Audio Landscape: Door opening and slamming shut, screams and crunching metal, whistle, factory of grinding metals, scribbling, ticking clock, crows screaming in the morning air, the tinkling buttons of the device, a lovely chugging steam train and whistle, train car doors opening and slamming, horse and cart, shifting rubble after a ceiling collapses, whinnying, electric tools chirping, bursting through the wall, the robots bursting through the floor, they drive the creature down onto the tracks where it is smashed to pieces by the steam train, the huffing steam of the engine, whistling birdsong, cocks crowing, the Doctor burrowing his way up through the mud, heavy metallic footprints, laser.

Musical Cues: A lovely smattering of piano in the club. A really creepy scream sting at the end of episode one as Thomas looks for his friend and discovers something nasty. The music gets very exciting in episode three as the pace speeds away.

Isn’t it Odd: Whilst I might have bemoaned the overuse of old monsters in the past you would have thought the very sniff of human parts being harvested for technology would have brought about a suspicion of Cybermen in the area. I thought it was very odd that the intelligence behind the scheme was brought up several times but never revealed which was a huge oversight unless it will be resolved at a later date. Come to think of it we haven’t learnt who created the Terravores in The Crimes of Thomas Brewster either. Oversights or will these elements be picked up in a later sixth Doctor and Evelyn arc?

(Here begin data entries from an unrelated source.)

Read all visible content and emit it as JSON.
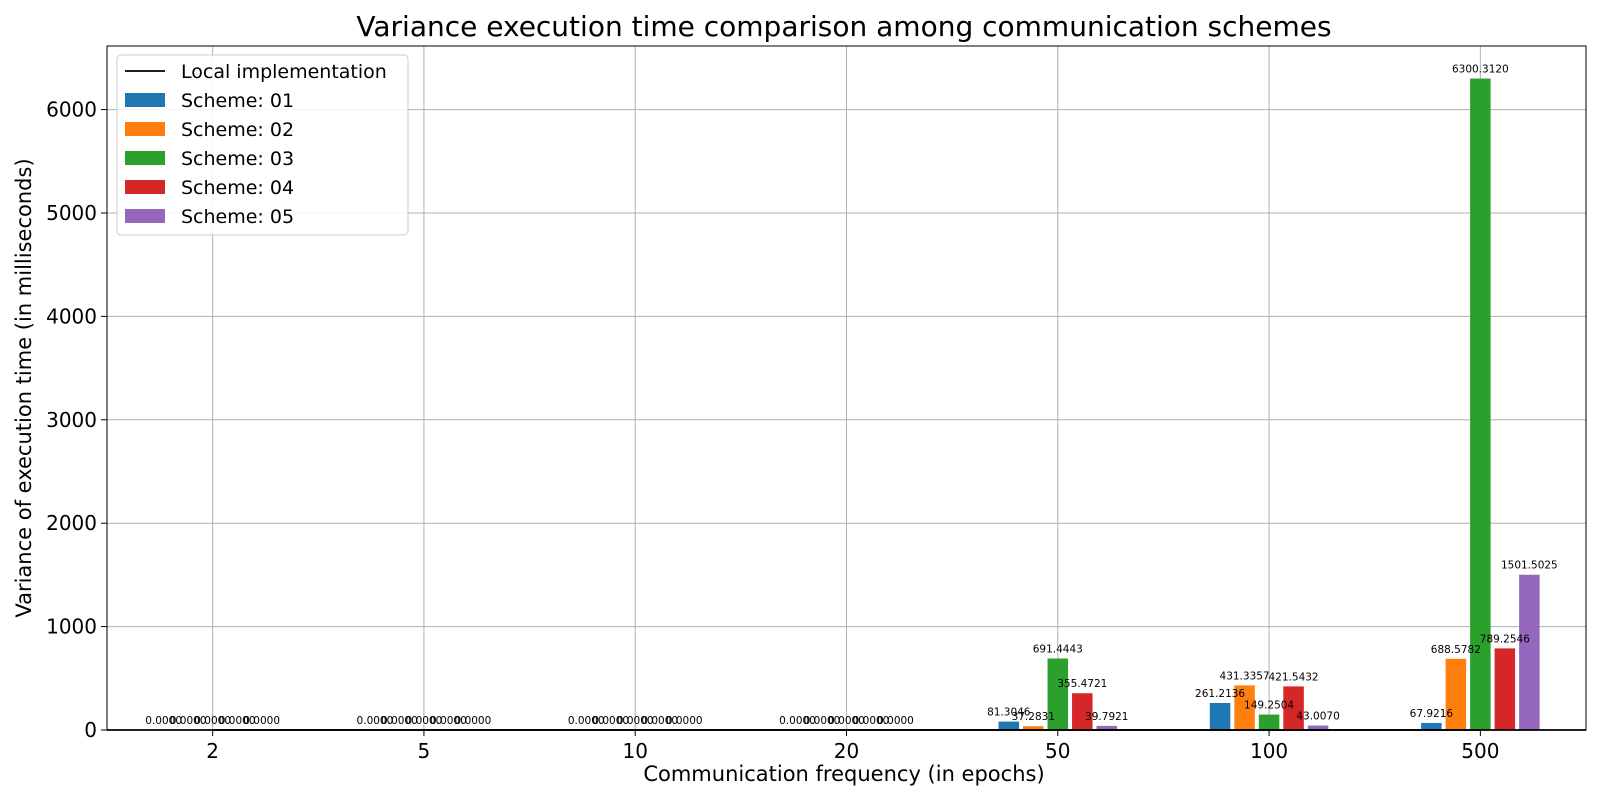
{
  "chart_data": {
    "type": "bar",
    "title": "Variance execution time comparison among communication schemes",
    "xlabel": "Communication frequency (in epochs)",
    "ylabel": "Variance of execution time (in milliseconds)",
    "categories": [
      "2",
      "5",
      "10",
      "20",
      "50",
      "100",
      "500"
    ],
    "ylim": [
      0,
      6615
    ],
    "yticks": [
      0,
      1000,
      2000,
      3000,
      4000,
      5000,
      6000
    ],
    "grid": true,
    "legend_position": "top-left",
    "reference_line": {
      "name": "Local implementation",
      "values": [
        0,
        0,
        0,
        0,
        0,
        0,
        0
      ],
      "color": "#000000"
    },
    "series": [
      {
        "name": "Scheme: 01",
        "color": "#1f77b4",
        "values": [
          0,
          0,
          0,
          0,
          81.3046,
          261.2136,
          67.9216
        ],
        "labels": [
          "0.0000",
          "0.0000",
          "0.0000",
          "0.0000",
          "81.3046",
          "261.2136",
          "67.9216"
        ]
      },
      {
        "name": "Scheme: 02",
        "color": "#ff7f0e",
        "values": [
          0,
          0,
          0,
          0,
          37.2831,
          431.3357,
          688.5782
        ],
        "labels": [
          "0.0000",
          "0.0000",
          "0.0000",
          "0.0000",
          "37.2831",
          "431.3357",
          "688.5782"
        ]
      },
      {
        "name": "Scheme: 03",
        "color": "#2ca02c",
        "values": [
          0,
          0,
          0,
          0,
          691.4443,
          149.2504,
          6300.312
        ],
        "labels": [
          "0.0000",
          "0.0000",
          "0.0000",
          "0.0000",
          "691.4443",
          "149.2504",
          "6300.3120"
        ]
      },
      {
        "name": "Scheme: 04",
        "color": "#d62728",
        "values": [
          0,
          0,
          0,
          0,
          355.4721,
          421.5432,
          789.2546
        ],
        "labels": [
          "0.0000",
          "0.0000",
          "0.0000",
          "0.0000",
          "355.4721",
          "421.5432",
          "789.2546"
        ]
      },
      {
        "name": "Scheme: 05",
        "color": "#9467bd",
        "values": [
          0,
          0,
          0,
          0,
          39.7921,
          43.007,
          1501.5025
        ],
        "labels": [
          "0.0000",
          "0.0000",
          "0.0000",
          "0.0000",
          "39.7921",
          "43.0070",
          "1501.5025"
        ]
      }
    ]
  }
}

Standout Scene: The TARDIS has been stolen! Oh no wait…it’s been accidentally tagged an put on a cargo train – a lovely piss take of a very regular occurrence in the Doctor’s life. I love the scenes of the Doctor and Evelyn exploring the cellar as the machinery twitches, hums and beeps around them – it’s a really creepy soundscape that made me look around at the walls of the room I was in in a panic! The cliffhanger to episode is smashing – the chilling advance of the Bodysnatchers. Stretton facing his death singing was really spine tingling. Shoving the creature in the path of a speeding steam train is an awesome set piece – the hissing steam of the train once it stops could practically by me sighing after the adrenalin rush!

Result: A battle of progress versus nature, which starts slowly to lull you into a false sense of security but as soon as it picks up the pace the excitement grows and evolves like the technology. There’s a lovely feeling of mechanical things moving all around you thanks to some creepy sound effects and the spread of the technology through the town gives the story a pleasing feeling that feels are spiralling out of control. My biggest issue with this story is that whilst it gives the Doctor and Evelyn plenty of fun moments it climaxes the Brewster arc (although he is characterised very well) rather abruptly and without much exploration of his relationship with the Doctor. With ghoulish ideas, cracking dialogue and some brilliantly realised action, Industrial Evolution holds the attention well and is a good example of a Big Finish adventure that grips because of the story rather than its arc elements: 7/10

1 comment:

Cavecanem said...

I think what I enjoyed the most about this (besides the obvious joy of Smith & Smythe) is that I had absolutely no idea what was going on until the reveal. Not being able to guess the outcome in the first ten minutes

p.s. i love you and i read your who reviews obsessively.